Daily Capesize Review 30/9/21

Capesize freight rates slumped to end its bullish run, as market concerns turned to mine closures and China’s public holidays.

The Capesize 5 time charter average, then dropped by $610 day-on-day to $74,176 on Thursday, after some selloff in the market.

The Baltic Dry Index (BDI) then dipped by $30, down 0.58% day-on-day, to $5,167, after freight rates dipped from record-high upward momentum.

 

Slowing market activities for China’s holidays  

Market fixing activities lost its stream as Chinese trade participants went for their weeklong public holidays during the Oct 1-7 period.

There were also some market concerns over iron ore supplies as Australia’s FMG suspended its 75 million mt per year mining complex in Solomon hub, Western Australia, after an incident that resulted in a death of a worker.
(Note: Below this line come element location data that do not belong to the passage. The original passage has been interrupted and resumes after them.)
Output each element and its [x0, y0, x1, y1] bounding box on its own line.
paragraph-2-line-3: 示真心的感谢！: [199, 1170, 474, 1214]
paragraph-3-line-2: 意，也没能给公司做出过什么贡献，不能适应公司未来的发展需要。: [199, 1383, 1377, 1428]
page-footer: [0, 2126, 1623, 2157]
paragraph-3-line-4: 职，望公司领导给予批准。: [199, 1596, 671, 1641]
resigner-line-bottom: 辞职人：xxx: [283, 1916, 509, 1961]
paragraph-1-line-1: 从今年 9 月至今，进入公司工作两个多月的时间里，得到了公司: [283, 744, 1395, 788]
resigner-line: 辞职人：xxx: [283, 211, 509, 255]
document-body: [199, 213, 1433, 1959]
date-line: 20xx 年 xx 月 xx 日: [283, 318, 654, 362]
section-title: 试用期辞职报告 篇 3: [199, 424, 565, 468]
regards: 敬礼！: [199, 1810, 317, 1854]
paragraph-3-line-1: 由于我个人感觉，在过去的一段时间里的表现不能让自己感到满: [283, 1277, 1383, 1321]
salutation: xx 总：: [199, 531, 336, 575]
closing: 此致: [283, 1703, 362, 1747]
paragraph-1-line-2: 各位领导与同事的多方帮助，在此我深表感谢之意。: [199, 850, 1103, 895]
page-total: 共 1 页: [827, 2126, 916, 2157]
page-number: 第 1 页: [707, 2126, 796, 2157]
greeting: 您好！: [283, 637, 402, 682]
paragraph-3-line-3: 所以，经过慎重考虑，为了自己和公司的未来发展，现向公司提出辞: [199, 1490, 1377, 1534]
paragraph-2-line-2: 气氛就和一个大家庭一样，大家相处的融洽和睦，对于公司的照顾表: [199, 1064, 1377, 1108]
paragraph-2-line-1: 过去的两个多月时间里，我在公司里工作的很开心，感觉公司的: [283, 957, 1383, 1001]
Nevertheless, the tight tonnage supplies managed to support freight rates, while there was speculation of more thermal coal demand from China, as power plants raced to stock up coals supplies for winter heating purposes, after a bout of periodic power blackouts in Northeast China.

Meanwhile, port congestion persisted in China, with ship delays heard around 14 days being held at some Chinese ports, due to stringent pandemic checks.

 

Bunker prices recover from previous loss due to firmer demand

The bunker prices rebounded from previous losses, as the price of VLSFO inched up by $1.50/mt to $570.50/mt in the port of Singapore.

The uptick was strengthened by recent oil movement as more oil demand is expected to use for power generations, due to the record-high expensive natural gas prices, as Europe and China secured stocks for winter heating purposes.

Thus, bank such as Citigroup expected oil demand to exceed supply by one million barrels per day (bpd) as Europe switched to fuel oil for power generation instead of natural gas.